Additionally, building strong relations with the Chinese may not only lead to a withdrawal of its support for the Al-Assad regime, but it may also assist in exerting more pressure on Iran to stop its nuclear program. Saudis should pay attention to the way China considers its allies. According to Erica Downs, Lin (2011, p.7) has stated that while Beijing views Saudi Arabia as a reliable partner, it considers Iran as a very harsh place to invest. Saudis should utilise this impression when expanding their business with Beijing and show her that it can be a possible substitution to its tough Iranian ally. If the Saudis succeed in winning more of the Iranian portion of the Chinese’ investment, this will provide twofold benefits. Firstly, it will give the Saudis a very potent ally who can support their causes in various cases, especially in those cases which involve Iran. Secondly, weakening ties with Iran in favor of a very strong American ally such as Saudi Arabia may assist China to achieve more privileges from the US as a prize for embargoing Iran. Of course, this argument does not mean that China would boycott its old Iranian ally. Nevertheless, it provides China a dependable alternative to the energy issue that may decrease its fears when it chooses to move against them.

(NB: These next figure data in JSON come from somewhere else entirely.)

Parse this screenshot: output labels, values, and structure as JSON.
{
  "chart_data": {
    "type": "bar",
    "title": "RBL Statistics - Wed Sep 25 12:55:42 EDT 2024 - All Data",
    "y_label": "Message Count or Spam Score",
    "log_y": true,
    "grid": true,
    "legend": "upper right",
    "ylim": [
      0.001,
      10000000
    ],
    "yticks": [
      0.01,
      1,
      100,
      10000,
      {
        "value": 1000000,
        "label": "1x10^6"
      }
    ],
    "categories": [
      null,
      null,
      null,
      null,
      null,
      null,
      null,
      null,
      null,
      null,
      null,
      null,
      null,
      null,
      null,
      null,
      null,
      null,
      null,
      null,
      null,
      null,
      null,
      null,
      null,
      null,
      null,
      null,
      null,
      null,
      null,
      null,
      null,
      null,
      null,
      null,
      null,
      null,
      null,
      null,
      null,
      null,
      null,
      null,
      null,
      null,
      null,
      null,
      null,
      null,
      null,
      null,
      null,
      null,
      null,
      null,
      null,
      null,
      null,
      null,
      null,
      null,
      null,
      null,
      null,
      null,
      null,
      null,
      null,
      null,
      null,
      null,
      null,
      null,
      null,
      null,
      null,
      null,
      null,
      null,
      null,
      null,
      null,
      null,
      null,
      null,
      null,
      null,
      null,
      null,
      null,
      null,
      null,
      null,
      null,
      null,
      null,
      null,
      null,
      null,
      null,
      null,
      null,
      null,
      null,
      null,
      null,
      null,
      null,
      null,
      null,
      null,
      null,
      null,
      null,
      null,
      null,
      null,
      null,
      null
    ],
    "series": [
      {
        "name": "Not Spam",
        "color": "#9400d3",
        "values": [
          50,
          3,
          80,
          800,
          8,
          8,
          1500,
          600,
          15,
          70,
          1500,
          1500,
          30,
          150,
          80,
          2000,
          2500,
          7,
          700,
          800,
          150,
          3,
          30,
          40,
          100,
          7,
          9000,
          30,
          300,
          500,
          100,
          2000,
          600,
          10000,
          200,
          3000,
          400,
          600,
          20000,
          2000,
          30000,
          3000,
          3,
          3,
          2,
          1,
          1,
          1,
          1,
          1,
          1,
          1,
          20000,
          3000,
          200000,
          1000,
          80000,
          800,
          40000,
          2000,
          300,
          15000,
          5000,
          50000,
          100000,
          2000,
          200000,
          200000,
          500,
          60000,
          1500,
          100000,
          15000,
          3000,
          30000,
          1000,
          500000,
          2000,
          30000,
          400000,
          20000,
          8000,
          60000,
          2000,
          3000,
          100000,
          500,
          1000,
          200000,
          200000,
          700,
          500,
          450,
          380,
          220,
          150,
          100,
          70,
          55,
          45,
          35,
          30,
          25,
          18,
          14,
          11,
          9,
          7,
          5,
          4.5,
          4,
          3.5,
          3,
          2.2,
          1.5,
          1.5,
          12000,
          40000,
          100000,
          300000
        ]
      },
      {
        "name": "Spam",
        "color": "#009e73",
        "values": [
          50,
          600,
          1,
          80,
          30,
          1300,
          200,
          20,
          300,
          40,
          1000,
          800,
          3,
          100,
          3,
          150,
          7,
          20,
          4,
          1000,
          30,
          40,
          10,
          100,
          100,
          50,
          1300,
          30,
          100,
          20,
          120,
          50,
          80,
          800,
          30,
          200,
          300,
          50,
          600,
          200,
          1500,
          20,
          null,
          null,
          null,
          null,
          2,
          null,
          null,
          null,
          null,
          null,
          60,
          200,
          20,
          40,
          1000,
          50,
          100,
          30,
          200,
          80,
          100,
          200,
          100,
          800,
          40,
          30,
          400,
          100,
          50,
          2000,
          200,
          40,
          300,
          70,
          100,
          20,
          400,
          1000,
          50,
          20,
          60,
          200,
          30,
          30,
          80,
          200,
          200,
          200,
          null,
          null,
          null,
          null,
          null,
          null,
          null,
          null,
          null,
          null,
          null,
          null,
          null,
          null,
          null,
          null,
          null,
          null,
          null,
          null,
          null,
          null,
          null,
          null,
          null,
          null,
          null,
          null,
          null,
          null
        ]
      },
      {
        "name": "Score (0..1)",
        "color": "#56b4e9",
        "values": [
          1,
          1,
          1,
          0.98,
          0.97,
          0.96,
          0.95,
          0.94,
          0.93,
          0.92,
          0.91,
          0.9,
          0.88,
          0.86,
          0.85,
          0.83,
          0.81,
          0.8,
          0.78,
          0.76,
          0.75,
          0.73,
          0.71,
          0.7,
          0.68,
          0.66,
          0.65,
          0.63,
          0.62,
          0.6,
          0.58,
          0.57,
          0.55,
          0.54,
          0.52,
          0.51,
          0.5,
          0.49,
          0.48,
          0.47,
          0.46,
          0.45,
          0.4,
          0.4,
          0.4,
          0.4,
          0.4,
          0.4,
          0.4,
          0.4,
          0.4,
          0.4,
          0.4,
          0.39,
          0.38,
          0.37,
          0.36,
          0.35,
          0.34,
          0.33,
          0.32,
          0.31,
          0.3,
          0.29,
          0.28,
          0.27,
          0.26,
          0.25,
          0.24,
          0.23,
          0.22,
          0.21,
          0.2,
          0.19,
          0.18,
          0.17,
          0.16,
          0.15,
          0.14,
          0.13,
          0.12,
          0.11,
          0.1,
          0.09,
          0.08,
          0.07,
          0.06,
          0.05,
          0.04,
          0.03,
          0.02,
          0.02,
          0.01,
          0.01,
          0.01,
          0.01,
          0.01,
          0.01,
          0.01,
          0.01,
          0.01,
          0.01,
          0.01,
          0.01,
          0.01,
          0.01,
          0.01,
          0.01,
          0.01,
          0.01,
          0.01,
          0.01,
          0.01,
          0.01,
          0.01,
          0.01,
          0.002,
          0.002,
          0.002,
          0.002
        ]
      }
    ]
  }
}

China has, on various occasions, favored its own self- interests over its alliance with some other country. For instance, China has stopped its assistance to Iran in order to save and attain more privileges from the United States (Alterman & Garver, 2008, p.39). There are two lessons from this case that the Saudis should heed; one is that increasing the cooperation with Beijing seems to help to exert more pressure on the Iranian nuclear program. The second lesson is that China may behave in the same manner against them in the future depending on China’s shifting self -interests. This awareness is owing to the change of the Chinese mentality. According to Zambelis and Gentry (2008, p.63), despite the importance of the old relationship between the Arabs and the Chinese which brings them closer, Beijing has changed the way it draws its policies. Instead of “ideological affinities” that used to decide the borders of relationships during the Soviet era, China today is driven by strategic interests.
In the final analysis, it is almost certain that strengthening the relationship with China is a strongly favorable strategic option. In addition to Chinese eagerness to have distinguished relations with the Saudis, China can be an absorbing market for Saudi energy production. Having substantial ties with China may motivate the Americans to warm their old alliance with Saudi Arabia which have soured since September 11. Moreover, firm relations with China may assist to release the huge pressures on Riyadh’s shoulders concerning some crises that have religious dimensions. It is feasible that with the help of Beijing, the Saudi government can play a crucial role in unraveling some current political crises such as that of the Uyghur people in China itself and the Syrian civil war. In conclusion, it appears very important for Saudi leaders to realize that relations with the Chinese are built on mutual interests. This means that Beijing may provide Riyadh the support it needs in some cases as a payment for some services, but this support may be diverted to an opposing side depending on benefits and interests- not ideological and cultural aspects.